Last year’s effort was a disaster. I do realize these kids are college freshmen, but I was surprised at what a mess the presentations were. I decided it was probably my fault: they weren’t prepared and needed more guidance.
This year, I gave each group a sheet where I laid out what I wanted them to cover, how to break it up, and a couple starting points for doing their research. I figured it was bound to go better than last year. I was partially right. Some of the groups did an excellent job on their presentation. The groups that didn’t at least included some of what I wanted.
However, I’d say that the class really didn’t get much more out of this year’s presentation than last year. This leaves me wondering if I should scrap this approach to the project. However, I’d really like the students to have a better idea of what sort of areas they’re interested in when we start looking at schedules and they begin picking electives. I’m contemplating just giving them a list of web pages covered each subfield and having them write up a summary of their favorite two.
There are some rather practical implications in dealing with the problem this way.
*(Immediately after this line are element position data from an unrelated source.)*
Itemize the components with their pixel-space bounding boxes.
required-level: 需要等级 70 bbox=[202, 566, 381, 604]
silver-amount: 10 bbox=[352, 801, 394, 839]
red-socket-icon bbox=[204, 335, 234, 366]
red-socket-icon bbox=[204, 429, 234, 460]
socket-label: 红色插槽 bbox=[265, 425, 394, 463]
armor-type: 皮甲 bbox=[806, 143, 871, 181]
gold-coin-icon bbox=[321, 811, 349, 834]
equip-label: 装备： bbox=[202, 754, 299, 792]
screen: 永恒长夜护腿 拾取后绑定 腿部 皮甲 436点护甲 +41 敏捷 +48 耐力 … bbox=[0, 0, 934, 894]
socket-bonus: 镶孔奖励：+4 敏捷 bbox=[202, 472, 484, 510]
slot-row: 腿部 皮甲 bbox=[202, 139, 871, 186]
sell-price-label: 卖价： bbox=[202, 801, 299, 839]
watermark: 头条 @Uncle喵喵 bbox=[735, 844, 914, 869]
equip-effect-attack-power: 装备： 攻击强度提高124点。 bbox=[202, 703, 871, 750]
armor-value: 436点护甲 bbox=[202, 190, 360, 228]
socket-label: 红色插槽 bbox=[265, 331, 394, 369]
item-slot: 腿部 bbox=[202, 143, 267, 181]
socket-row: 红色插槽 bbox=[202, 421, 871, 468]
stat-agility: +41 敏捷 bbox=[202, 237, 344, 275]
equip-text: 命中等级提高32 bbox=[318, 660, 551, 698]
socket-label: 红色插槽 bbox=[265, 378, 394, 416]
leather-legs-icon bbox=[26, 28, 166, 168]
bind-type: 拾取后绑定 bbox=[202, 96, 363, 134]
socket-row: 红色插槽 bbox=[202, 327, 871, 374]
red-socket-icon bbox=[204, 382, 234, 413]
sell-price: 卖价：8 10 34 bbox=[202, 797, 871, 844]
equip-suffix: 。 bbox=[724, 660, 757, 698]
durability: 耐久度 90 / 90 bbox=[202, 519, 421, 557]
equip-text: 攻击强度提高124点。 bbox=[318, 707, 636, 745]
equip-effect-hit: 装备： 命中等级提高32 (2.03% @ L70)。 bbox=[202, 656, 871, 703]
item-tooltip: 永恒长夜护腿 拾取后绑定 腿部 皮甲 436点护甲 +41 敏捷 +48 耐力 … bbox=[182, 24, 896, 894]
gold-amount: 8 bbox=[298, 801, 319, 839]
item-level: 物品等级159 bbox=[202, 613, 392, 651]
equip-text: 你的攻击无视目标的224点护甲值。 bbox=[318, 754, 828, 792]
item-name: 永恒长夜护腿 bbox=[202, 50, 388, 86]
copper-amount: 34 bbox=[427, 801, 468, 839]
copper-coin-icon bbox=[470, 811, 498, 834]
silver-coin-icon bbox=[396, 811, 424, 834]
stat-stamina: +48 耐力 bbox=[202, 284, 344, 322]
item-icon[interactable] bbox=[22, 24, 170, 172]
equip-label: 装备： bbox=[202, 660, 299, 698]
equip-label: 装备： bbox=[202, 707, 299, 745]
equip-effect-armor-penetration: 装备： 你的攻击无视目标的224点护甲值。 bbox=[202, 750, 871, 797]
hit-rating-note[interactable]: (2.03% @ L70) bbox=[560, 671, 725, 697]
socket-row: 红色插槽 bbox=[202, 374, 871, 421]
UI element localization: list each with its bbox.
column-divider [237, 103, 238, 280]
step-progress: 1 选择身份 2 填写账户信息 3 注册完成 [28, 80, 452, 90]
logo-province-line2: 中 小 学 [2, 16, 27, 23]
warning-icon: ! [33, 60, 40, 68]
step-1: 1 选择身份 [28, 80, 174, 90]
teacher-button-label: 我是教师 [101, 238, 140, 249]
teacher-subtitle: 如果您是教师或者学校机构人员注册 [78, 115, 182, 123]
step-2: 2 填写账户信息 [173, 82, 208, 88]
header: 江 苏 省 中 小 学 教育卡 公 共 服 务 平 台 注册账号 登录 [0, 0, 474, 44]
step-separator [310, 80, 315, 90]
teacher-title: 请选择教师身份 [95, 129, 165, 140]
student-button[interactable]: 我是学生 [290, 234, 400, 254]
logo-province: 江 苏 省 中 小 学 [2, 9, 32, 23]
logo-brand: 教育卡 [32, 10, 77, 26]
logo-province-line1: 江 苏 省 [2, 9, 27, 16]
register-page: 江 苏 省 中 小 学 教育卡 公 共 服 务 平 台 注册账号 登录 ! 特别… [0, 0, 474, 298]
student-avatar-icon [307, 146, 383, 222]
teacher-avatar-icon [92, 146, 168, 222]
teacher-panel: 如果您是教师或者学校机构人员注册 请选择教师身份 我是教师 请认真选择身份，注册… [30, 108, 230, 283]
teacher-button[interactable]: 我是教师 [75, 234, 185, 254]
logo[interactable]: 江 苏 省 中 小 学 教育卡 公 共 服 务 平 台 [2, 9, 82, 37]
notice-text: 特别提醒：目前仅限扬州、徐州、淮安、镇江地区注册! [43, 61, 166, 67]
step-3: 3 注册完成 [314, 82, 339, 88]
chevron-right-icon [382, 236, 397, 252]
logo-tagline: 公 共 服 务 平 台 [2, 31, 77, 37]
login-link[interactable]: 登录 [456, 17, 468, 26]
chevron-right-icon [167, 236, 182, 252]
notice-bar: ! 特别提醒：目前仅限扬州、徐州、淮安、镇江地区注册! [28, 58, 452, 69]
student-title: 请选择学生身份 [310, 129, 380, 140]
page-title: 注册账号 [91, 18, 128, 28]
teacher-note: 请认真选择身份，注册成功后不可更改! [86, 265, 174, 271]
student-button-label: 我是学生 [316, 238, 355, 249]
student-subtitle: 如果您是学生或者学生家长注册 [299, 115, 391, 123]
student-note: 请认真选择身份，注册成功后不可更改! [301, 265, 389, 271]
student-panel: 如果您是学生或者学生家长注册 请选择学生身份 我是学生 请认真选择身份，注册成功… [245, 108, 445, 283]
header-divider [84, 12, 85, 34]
First, it means more grading for me. Second, it effectively eliminates two class periods worth of activities for me, and I’m not sure that I want to add anything in to replace them. I’m not a fan of filling up space just because, but when your class meets once a week 16 weeks, two weeks can have an impact. Finally, how can I be sure they are exposed to all of them and not just the first one that looks cool?
I hope that, if nothing else, the students are getting the idea of how frustrating it can be to watch someone else give a bad presentation.